The Bone Season
- First edition hardcover
- Author: Samantha Shannon
- Language: English
- Genre: Dystopian
- Publisher: Bloomsbury (UK, USA)
- Published in English: 20 August 2013
- Media type: Print, e-book, audiobook
- Pages: 480 pages
- ISBN: 1620401398
- OCLC: 814301490
- LC Class: PR6119.H365B66 2013
- Preceded by: The Pale Dreamer
- Followed by: The Mime Order

= The Bone Season =

2013 novel by Samantha Shannon

The Bone Season is a dystopian fantasy novel by British writer Samantha Shannon, originally published in 2013 by Bloomsbury Publishing. The first in a seven-book series, it was Shannon's debut novel and the first book selected for NBC's Today show's monthly book club.

In 2023, to mark the tenth anniversary of the series, Shannon released the Author's Preferred Text of The Bone Season, in which she made significant changes to the writing style, plot and characters. She went on to make similar revisions to the next three books in the series.

==Plot==
The year is 2059. For two centuries, the Republic of Scion has led an oppressive campaign against unnaturalness in Europe.

In London, Paige Mahoney is known in the criminal underworld. The right hand of the ruthless White Binder, Paige is a dreamwalker, a rare kind of clairvoyant. Under Scion law, she commits treason simply by breathing.

When Paige is arrested for murder, she meets the mysterious founders of Scion, who have designs on her uncommon abilities. If she is to survive and escape, Paige must use every skill at her disposal—and put her trust in someone who ought to be her enemy.

==Development==
Shannon started writing The Bone Season while working as an intern for literary agent David Godwin in the summer of 2011. Godwin had previously declined her earlier novel, Aurora. Inspired by Seven Dials, where Godwin was based, Shannon imagined "a girl, having the exact same day at work that [she] was, but she happened to be clairvoyant" and began planning the novel while on her lunch break. She was interested in what might happen if "dystopia dealt with the supernatural" and if there were a second Salem Witch Trials.

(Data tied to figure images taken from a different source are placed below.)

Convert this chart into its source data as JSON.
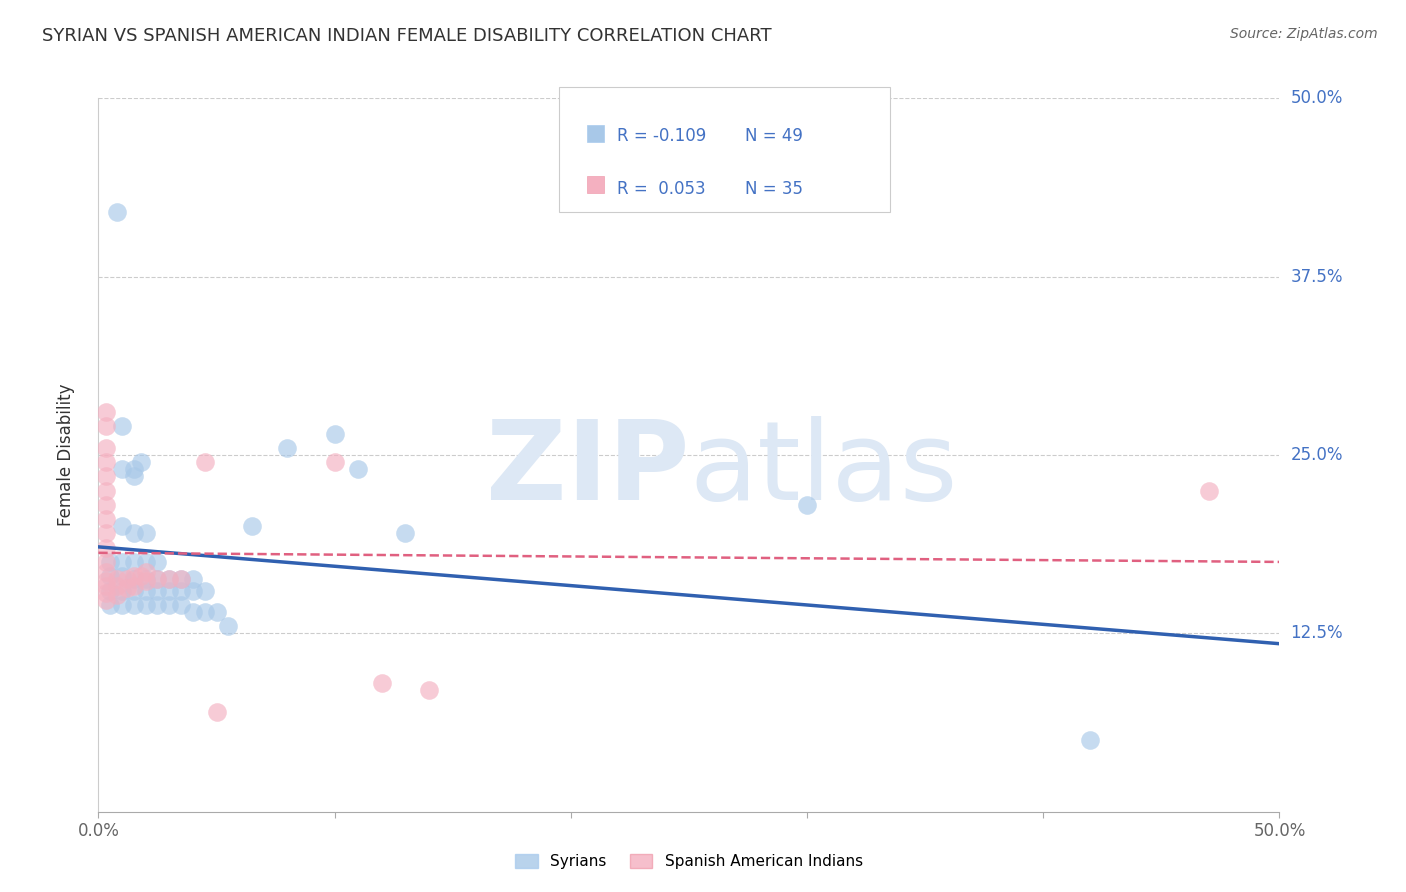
{
  "title": "SYRIAN VS SPANISH AMERICAN INDIAN FEMALE DISABILITY CORRELATION CHART",
  "source": "Source: ZipAtlas.com",
  "ylabel": "Female Disability",
  "ytick_labels": [
    "12.5%",
    "25.0%",
    "37.5%",
    "50.0%"
  ],
  "legend_blue_r": "-0.109",
  "legend_blue_n": "49",
  "legend_pink_r": "0.053",
  "legend_pink_n": "35",
  "legend_blue_label": "Syrians",
  "legend_pink_label": "Spanish American Indians",
  "blue_color": "#a8c8e8",
  "pink_color": "#f4b0c0",
  "blue_line_color": "#3060b0",
  "pink_line_color": "#e06080",
  "blue_scatter": [
    [
      0.008,
      0.42
    ],
    [
      0.01,
      0.27
    ],
    [
      0.01,
      0.24
    ],
    [
      0.015,
      0.24
    ],
    [
      0.015,
      0.235
    ],
    [
      0.018,
      0.245
    ],
    [
      0.01,
      0.2
    ],
    [
      0.015,
      0.195
    ],
    [
      0.02,
      0.195
    ],
    [
      0.005,
      0.175
    ],
    [
      0.01,
      0.175
    ],
    [
      0.015,
      0.175
    ],
    [
      0.02,
      0.175
    ],
    [
      0.025,
      0.175
    ],
    [
      0.005,
      0.165
    ],
    [
      0.01,
      0.165
    ],
    [
      0.015,
      0.163
    ],
    [
      0.02,
      0.163
    ],
    [
      0.025,
      0.163
    ],
    [
      0.03,
      0.163
    ],
    [
      0.035,
      0.163
    ],
    [
      0.04,
      0.163
    ],
    [
      0.005,
      0.155
    ],
    [
      0.01,
      0.155
    ],
    [
      0.015,
      0.155
    ],
    [
      0.02,
      0.155
    ],
    [
      0.025,
      0.155
    ],
    [
      0.03,
      0.155
    ],
    [
      0.035,
      0.155
    ],
    [
      0.04,
      0.155
    ],
    [
      0.045,
      0.155
    ],
    [
      0.005,
      0.145
    ],
    [
      0.01,
      0.145
    ],
    [
      0.015,
      0.145
    ],
    [
      0.02,
      0.145
    ],
    [
      0.025,
      0.145
    ],
    [
      0.03,
      0.145
    ],
    [
      0.035,
      0.145
    ],
    [
      0.04,
      0.14
    ],
    [
      0.045,
      0.14
    ],
    [
      0.05,
      0.14
    ],
    [
      0.055,
      0.13
    ],
    [
      0.065,
      0.2
    ],
    [
      0.08,
      0.255
    ],
    [
      0.1,
      0.265
    ],
    [
      0.11,
      0.24
    ],
    [
      0.13,
      0.195
    ],
    [
      0.3,
      0.215
    ],
    [
      0.42,
      0.05
    ]
  ],
  "pink_scatter": [
    [
      0.003,
      0.28
    ],
    [
      0.003,
      0.27
    ],
    [
      0.003,
      0.255
    ],
    [
      0.003,
      0.245
    ],
    [
      0.003,
      0.235
    ],
    [
      0.003,
      0.225
    ],
    [
      0.003,
      0.215
    ],
    [
      0.003,
      0.205
    ],
    [
      0.003,
      0.195
    ],
    [
      0.003,
      0.185
    ],
    [
      0.003,
      0.175
    ],
    [
      0.003,
      0.168
    ],
    [
      0.003,
      0.162
    ],
    [
      0.003,
      0.158
    ],
    [
      0.003,
      0.153
    ],
    [
      0.003,
      0.148
    ],
    [
      0.008,
      0.163
    ],
    [
      0.008,
      0.158
    ],
    [
      0.008,
      0.152
    ],
    [
      0.012,
      0.163
    ],
    [
      0.012,
      0.157
    ],
    [
      0.015,
      0.165
    ],
    [
      0.015,
      0.158
    ],
    [
      0.018,
      0.165
    ],
    [
      0.02,
      0.168
    ],
    [
      0.02,
      0.162
    ],
    [
      0.025,
      0.163
    ],
    [
      0.03,
      0.163
    ],
    [
      0.035,
      0.163
    ],
    [
      0.045,
      0.245
    ],
    [
      0.1,
      0.245
    ],
    [
      0.14,
      0.085
    ],
    [
      0.47,
      0.225
    ],
    [
      0.05,
      0.07
    ],
    [
      0.12,
      0.09
    ]
  ],
  "xmin": 0.0,
  "xmax": 0.5,
  "ymin": 0.0,
  "ymax": 0.5,
  "ytick_vals": [
    0.125,
    0.25,
    0.375,
    0.5
  ],
  "xtick_vals": [
    0.0,
    0.1,
    0.2,
    0.3,
    0.4,
    0.5
  ],
  "grid_color": "#cccccc",
  "background_color": "#ffffff",
  "title_fontsize": 13,
  "source_fontsize": 10,
  "tick_label_color": "#4472c4",
  "text_color": "#333333"
}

Shannon was a student at St Anne's College, Oxford, where she was studying English Language and Literature. She used the University of Oxford as the setting for a penal colony where persecuted clairvoyants are held captive. An interviewer noted that Oxford has many "impossibly neat, manicured lawns and well-tended buildings that act as a kind of tree-ring-dating window onto Britain's architectural past (and present)." Shannon came up with the idea of a shanty town in between the colleges as a way of "juxtaposing the squalor the humans were forced to live in and the grand colleges where the Rephaim live on either side."

==Reception==
Prior to the release of The Bone Season, the book was compared to the Harry Potter series and Shannon was often referred to as "the next J.K. Rowling". Newspapers drew comparisons due to Shannon signing with Bloomsbury, the same UK publisher as Rowling chose for Harry Potter, and due to both series comprising seven novels. However, Atlantic Wire reporter Arit John commented that the "steady drumbeat of press ... has led to comparisons to nearly every mainstream female fantasy and sci-fi novelist with name recognition".

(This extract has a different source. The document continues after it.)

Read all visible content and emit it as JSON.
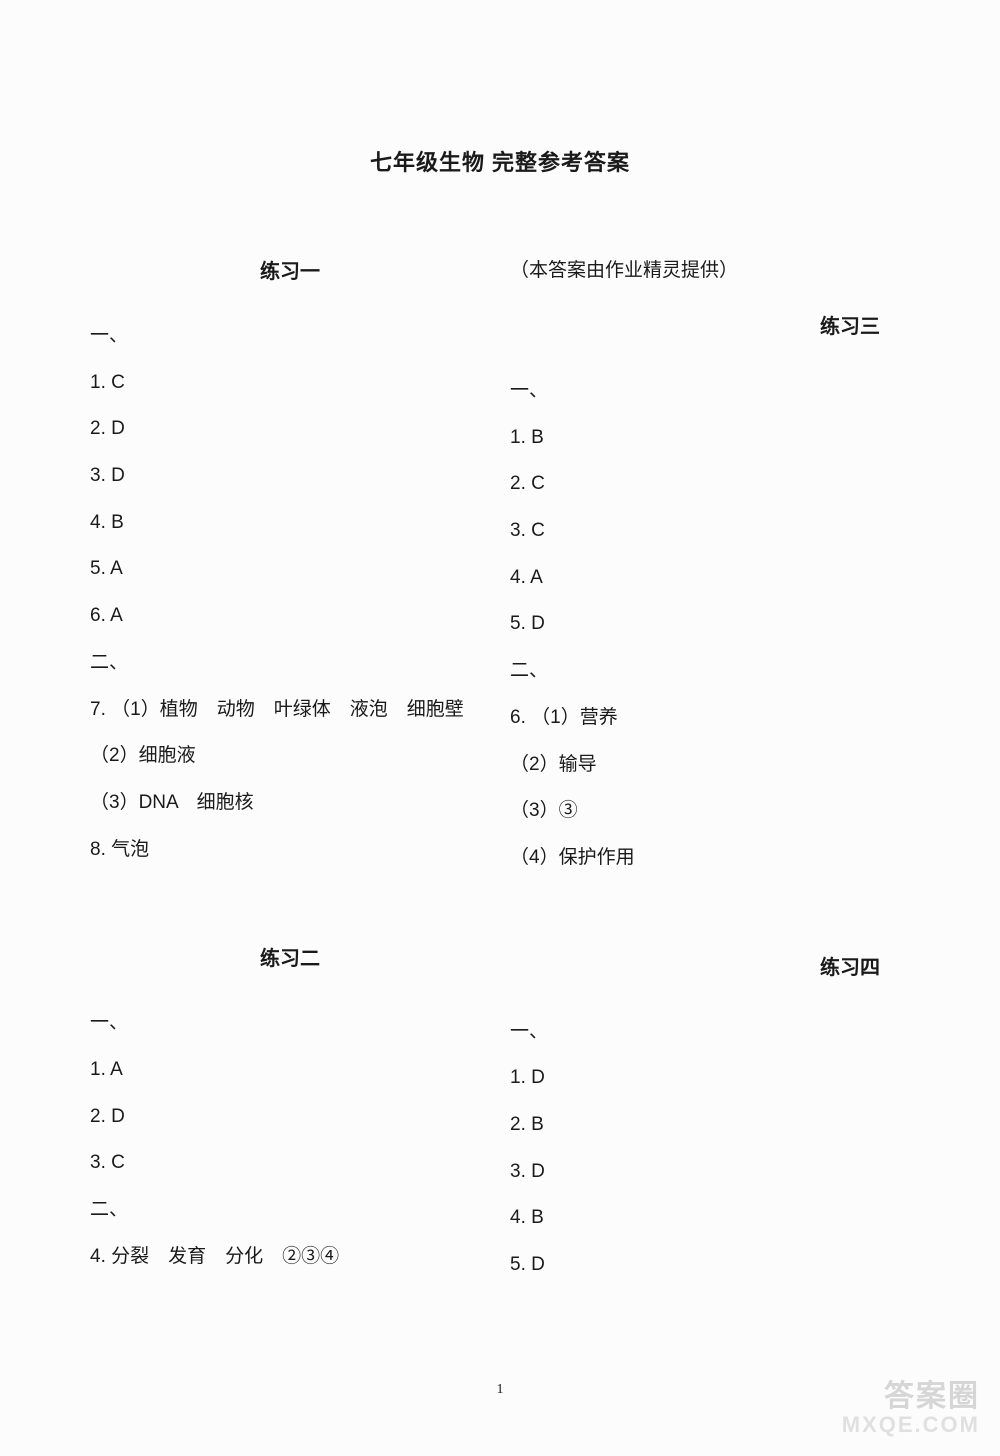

Critical reception for the book has been mostly positive. USA Today commented upon a similarity to the Harry Potter novels in their positive review for The Bone Season, opining that the book's premise was "awfully familiar in certain aspects" to the aforementioned series while also stating that it had "fresh ideas, excellent original concepts and, best of all, an impressive new voice for fantasy literature." NPR drew the same comparison, but remarked that it was more similar to The Hunger Games than the Potter series. The Telegraph's review also mentioned that the book was similar to The Hunger Games and commented that the plot would be familiar to fantasy readers but that Shannon "shows real skill in combining them so easily into an original and enjoyably escapist fictional world."

== Television adaptation ==
Television rights to The Bone Season were acquired by Rainmaker Content in 2021, with an eight-part miniseries planned.
In November 2025, Samantha Shannon confirmed on social media that the rights had been returned to her and no adaptation was currently in the works.

==Series==
The second installment, The Mime Order was released on 27 January 2015. A prequel novella, The Pale Dreamer, was released as an e-book in 2016. The third installment, The Song Rising, was released on 7 March 2017.

In 2020, Shannon released an additional e-book novella, The Dawn Chorus, set between the third and fourth novels. The fourth installment, The Mask Falling, was released 26 January 2021, and the fifth, The Dark Mirror, in February 2025. The completed series is expected to have a total of seven novels, with the sixth and penultimate installment, The Moth Reborn, expected to be published in 2026.

Supplementary work On the Merits of Unnaturalness, a pamphlet mentioned in-universe, was published in 2016.